Dalhousie Theatre Designer Peter Perina exhibited photographs and models of his scenographic work in the United States and Canada since 1972.  Photographic reproductions of Mr. Perina's work for thirty operas and plays, including Edward Barne's Feathertop, Shakespeare's A Midsummer's Night Dream, and Ibsen's Hedda Gabler, were displayed.

An exhibition of 15 paintings by Nova Scotia artist Grace Keddy, a graduate of NSCAD and a member of the Nova Scotia Society of Artists. These powerful studies of Nova Scotia landscapes which included areas around Sullivan's Pond, Peggy's Cove and Digby Neck, represented Keddy's active involvement in landscape painting in the 1950s, 60s and 70s.

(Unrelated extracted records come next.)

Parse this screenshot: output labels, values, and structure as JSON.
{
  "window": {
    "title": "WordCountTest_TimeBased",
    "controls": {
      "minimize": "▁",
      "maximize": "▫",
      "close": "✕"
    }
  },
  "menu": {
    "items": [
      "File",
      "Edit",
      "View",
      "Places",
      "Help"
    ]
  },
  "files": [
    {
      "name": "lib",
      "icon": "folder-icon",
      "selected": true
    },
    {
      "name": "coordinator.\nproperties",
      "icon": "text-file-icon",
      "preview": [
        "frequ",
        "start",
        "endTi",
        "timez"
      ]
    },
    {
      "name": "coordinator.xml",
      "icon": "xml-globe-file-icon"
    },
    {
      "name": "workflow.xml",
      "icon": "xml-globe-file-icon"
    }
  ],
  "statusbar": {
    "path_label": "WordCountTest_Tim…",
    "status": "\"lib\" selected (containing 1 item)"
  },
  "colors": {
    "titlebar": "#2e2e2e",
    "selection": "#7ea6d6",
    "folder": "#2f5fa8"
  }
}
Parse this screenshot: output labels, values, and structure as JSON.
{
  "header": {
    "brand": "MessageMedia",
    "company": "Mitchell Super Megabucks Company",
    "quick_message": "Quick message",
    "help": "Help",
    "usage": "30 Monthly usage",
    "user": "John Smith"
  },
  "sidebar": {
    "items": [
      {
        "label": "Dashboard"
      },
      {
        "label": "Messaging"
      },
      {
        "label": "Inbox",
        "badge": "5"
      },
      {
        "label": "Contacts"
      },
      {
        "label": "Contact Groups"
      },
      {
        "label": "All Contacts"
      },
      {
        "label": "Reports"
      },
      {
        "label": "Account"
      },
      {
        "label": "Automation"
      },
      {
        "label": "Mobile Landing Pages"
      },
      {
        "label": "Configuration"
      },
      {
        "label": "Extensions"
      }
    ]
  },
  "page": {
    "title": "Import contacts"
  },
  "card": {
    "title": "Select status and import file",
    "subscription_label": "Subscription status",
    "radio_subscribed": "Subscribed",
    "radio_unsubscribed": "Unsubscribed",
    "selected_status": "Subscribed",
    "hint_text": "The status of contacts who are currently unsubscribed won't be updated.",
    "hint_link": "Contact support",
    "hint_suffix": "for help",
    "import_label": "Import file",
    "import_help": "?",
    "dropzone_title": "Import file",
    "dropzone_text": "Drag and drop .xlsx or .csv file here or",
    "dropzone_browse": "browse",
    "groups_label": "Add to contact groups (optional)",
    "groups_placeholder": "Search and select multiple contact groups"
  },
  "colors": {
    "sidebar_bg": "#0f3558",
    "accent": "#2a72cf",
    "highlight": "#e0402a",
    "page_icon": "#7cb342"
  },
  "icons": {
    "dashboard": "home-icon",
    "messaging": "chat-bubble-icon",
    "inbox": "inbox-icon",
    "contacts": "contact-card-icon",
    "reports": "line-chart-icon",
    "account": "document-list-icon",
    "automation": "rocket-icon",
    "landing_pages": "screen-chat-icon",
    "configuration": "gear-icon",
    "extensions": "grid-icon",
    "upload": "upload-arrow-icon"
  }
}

An exhibition of 16 paintings by the artist Riduan Tomkins who lived in Halifax and taught painting at the Nova Scotia College of Art and Design from 1983 to 1986.

An exhibition focusing on the buildings of Dalhousie University designed by Nova Scotian architect Andrew Cobb (1876-1943).  The exhibition included drawings, plans and archival photographs all relating to the archival photographs all relating to the architect's vision of the Studley Campus as laid out in 1912.

This was a major juried exhibition of over sixty contemporary works by forty-nine Nova Scotia artists. Included were works on paper, photographs, sculpture, fiber art and video.  This exhibition celebrated the 10th Anniversary of VANS and paid tribute to the quality and diversity of works by Nova Scotia artists.

Organized from the Special Collections Department of the Dalhousie University Library. An exhibition of 63 etchings and drawings by American painter-printmaker Stephen Parrish and his student Charles A. Platt produced by them during trips to the Maritimes in the summer of 1881 and 1882. As a group they form a unique historical document of life in the Maritimes in the 1880s and are also fully resolved works of art in their own right.

An installation by Halifax artist Eric Cameron of three of his"Thick Paintings", previously shown at an earlier stage of development in separate exhibitions in Halifax in 1980.

An exhibition of 57 paintings, drawings and travel sketches by Halifax artist Aileen Meagher, covering a period of 35 years.